Догма, признающая за телесной организацией такую едва ли второстепенную
значимость; заметно принижающая душу; запрещающая нам и даже избавляющая
нас от смешного желания эту душу себе представить; доходящая до того, что
обязывает ее перевоплотиться, дабы иметь возможность участвовать в полноте
извечной жизни, -- такая догма, столь отчетливо противоположная чистейшему
спиритуализму, -- отделяет самым чувствительным образом католическую церковь
от всех других христианских верований. Мне кажется, что на протяжении
двух-трех веков нет другого такого вопросa, мимо которого религиозная
литература проходила бы с большей легкостью. Апологеты, проповедники об этом
не говорят... Причина этого полузамалчивания мне непонятна.
Я так далеко забрел в Леонардо, что совсем не знаю, как вернуться к
самому себе... пусть так! Любой путь приведет меня сюда: в этом состоит
определение "самого себя". Оно не может затеряться, -- оно лишь напрасно
теряет время...
Примечания
1* Это был мой первый "заказ" 1.
2* Я всегда различаю две эти функции.
Если бы я занимался лишь тем, что меня увлекает, я писал бы лишь для
того, чтобы нечто искать или нечто удерживать.
Слово, если оно не записано, находит прежде, чем начинает искать
2.
3* Признаться, я не понимал интереса бесконечных деталей,
заставляющих эрудита рыться в библиотеках.

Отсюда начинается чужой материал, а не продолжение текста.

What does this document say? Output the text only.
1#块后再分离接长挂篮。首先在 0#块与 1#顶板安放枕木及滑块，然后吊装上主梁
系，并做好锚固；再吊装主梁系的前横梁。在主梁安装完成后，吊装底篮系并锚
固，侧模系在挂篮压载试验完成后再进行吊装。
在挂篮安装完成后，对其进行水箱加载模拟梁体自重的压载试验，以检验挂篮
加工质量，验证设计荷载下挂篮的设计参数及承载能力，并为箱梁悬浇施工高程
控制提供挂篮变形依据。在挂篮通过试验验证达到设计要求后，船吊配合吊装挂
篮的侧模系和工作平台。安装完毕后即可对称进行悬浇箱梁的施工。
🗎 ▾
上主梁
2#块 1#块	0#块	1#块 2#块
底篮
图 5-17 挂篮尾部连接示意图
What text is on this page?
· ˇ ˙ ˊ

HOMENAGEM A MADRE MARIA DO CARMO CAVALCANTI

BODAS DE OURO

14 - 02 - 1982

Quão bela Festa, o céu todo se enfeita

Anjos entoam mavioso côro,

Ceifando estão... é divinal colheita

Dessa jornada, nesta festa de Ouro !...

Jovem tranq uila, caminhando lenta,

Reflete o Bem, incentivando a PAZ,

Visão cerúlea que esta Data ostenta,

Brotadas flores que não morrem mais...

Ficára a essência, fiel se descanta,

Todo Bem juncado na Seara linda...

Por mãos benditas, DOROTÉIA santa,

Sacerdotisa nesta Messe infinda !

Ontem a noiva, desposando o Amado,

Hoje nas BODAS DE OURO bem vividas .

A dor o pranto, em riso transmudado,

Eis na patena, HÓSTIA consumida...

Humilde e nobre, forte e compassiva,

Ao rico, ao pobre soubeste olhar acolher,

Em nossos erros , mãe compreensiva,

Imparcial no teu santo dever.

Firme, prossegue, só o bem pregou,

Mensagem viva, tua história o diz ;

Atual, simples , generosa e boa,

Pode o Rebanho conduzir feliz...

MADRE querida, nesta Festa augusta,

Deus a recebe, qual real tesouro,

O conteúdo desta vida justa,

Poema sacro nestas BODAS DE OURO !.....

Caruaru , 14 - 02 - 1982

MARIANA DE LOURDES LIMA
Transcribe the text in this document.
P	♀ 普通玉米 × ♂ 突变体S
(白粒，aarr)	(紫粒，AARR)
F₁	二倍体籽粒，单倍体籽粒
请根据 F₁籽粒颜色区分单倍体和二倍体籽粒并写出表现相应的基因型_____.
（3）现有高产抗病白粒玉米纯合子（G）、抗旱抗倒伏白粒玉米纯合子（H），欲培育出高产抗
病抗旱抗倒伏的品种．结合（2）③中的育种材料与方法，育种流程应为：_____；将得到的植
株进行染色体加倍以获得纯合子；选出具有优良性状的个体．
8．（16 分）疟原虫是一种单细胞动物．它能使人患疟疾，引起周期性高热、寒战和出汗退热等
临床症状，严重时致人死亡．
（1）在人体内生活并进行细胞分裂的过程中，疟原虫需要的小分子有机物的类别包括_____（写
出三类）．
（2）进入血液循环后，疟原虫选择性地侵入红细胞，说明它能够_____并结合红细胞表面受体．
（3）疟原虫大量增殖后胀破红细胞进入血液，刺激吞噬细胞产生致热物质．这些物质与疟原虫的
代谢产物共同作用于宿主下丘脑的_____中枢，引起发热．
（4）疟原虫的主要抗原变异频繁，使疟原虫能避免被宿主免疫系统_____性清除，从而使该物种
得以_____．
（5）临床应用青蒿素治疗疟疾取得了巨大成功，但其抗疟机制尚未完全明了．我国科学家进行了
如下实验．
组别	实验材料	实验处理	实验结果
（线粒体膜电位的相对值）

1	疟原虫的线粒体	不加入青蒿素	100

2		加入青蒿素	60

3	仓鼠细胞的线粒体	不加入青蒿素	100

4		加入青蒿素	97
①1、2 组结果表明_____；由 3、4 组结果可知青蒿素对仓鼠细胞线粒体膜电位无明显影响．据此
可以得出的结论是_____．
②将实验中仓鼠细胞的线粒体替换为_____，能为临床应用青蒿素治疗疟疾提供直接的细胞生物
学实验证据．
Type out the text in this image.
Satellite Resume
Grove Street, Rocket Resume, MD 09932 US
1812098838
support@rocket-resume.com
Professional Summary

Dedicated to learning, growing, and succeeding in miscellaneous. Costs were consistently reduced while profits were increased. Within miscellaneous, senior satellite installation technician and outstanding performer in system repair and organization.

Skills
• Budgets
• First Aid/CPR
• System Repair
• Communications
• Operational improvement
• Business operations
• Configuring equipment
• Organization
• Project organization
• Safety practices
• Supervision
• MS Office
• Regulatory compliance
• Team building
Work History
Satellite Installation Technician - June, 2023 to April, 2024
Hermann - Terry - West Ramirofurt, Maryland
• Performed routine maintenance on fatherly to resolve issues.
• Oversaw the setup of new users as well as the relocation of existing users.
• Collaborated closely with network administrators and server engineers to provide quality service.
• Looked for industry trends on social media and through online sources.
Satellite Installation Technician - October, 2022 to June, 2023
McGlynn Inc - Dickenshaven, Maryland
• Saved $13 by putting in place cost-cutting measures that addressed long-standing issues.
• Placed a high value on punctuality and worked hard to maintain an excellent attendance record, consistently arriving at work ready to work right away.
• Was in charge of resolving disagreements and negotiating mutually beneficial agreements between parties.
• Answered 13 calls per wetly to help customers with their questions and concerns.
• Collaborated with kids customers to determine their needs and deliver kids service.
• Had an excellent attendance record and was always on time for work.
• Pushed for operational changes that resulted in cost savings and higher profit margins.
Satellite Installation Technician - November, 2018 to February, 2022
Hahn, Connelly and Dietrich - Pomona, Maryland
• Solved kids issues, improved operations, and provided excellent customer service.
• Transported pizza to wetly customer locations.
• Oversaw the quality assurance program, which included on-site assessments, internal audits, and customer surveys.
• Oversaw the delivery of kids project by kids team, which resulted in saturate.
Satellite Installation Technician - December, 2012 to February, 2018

Какой, думал я, смысл в том, что не повторяется?
История для меня возбудитель, но отнюдь не пища. То, чему она учит, не
преобразуется в модели действий, в функции и операции нашего разума. Когда
разум бодрствует, он нуждается лишь в настоящем и в себе самом.
Я не ищу утраченного времени, от которого предпочел бы отречься
3. Мой разум находит себя только в действии.
4* То, что в человеке наиболее истинно, то, в чем он больше
всего является Самим Собой, есть его возможное -- которое его история
вскрывает лишь выборочно.
То, что с ним происходит, может не выявить в нем того, чего он сам о
себе не знает.
Медь не издаст без удара своего основного -- неповторимого -- звука.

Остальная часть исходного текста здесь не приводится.